Um, if you were trying to hit my site today, it was down for most of the day as part of the collateral damage from the giant worm attack that shutdown large parts of the Internet today.
For the non-gearheads among us, what happened (the short version) was that a small program (the "worm") that was programmed to spread between copies of a Microsoft database program called "SQL Server" quickly got out of hand and crashed large parts of the internet. The worm spread by exploiting a security hole in SQL Server, a hole that Microsoft had patched several months ago. However, it would appear that many (about twenty-two thousand) database administrators hadn't kept their servers up-to-date with all the latest security patches, thus allowing the worm to spread unchecked.

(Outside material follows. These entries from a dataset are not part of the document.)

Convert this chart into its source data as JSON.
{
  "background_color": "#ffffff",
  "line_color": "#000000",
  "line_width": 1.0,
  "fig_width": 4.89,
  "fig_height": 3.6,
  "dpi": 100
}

In other, entirely unrelated news, Bill Gates is pledging to improve security in future versions of Microsoft's software. CNN, bless their hearts, ran both stories together on the front page of their site (as you can see).
Which does sound (at least to an inveterate Microsoftphobe) a bit like an admission that their current security blows chunks is a stinking, rotting pile of dubious architecture and crappy code less than optimal.
Update: For the true gearheads among us, here's a in-depth look at the worm (thanks, Nick).
Heh. Heh. Heh.
Microsoft's security is about as sound as my sex life. And that's really all that needs to be said.
Oh golly! I am sorry.
The Los Angeles Times reported that the Internet wasn't the only system affected by the worm: evidently, many Bank of America ATMs were shut down as well - and the "experts" don't know why!
For years I've said to friends that I think we're in for a future of catasrophic, system-wide crashes because our "systems" are made up of too many nested pieces of software; billions of lines of code that no one can possibly know how to examine or fix when a really big problem comes along. It seems we're headed that way, no thanks to Microsoft.
Actually, while it makes a nice melodramatic theory, the 'experts' have a pretty good idea why the BofA ATMs went down.
Thing is that this worm not only took on Microsoft SQL servers, but it generated so much traffic that two things happened:
1) Affected networks were effectively subject to absolutely massive DDOS (distributed denial of service) attacks, making them unusable, and
2) the traffic 'exploited' two bugs in Cisco routing software that caused their routers to go up shit creek. Which doesn't sound so bad until you remember that 80% of the routers on the market are made by Cisco.
So what probably happened is that some critical BofA ATM traffic was carried by a network that got hit very hard by this worm. No real great mystery here (though I will admit that I'm simplifying things a bit).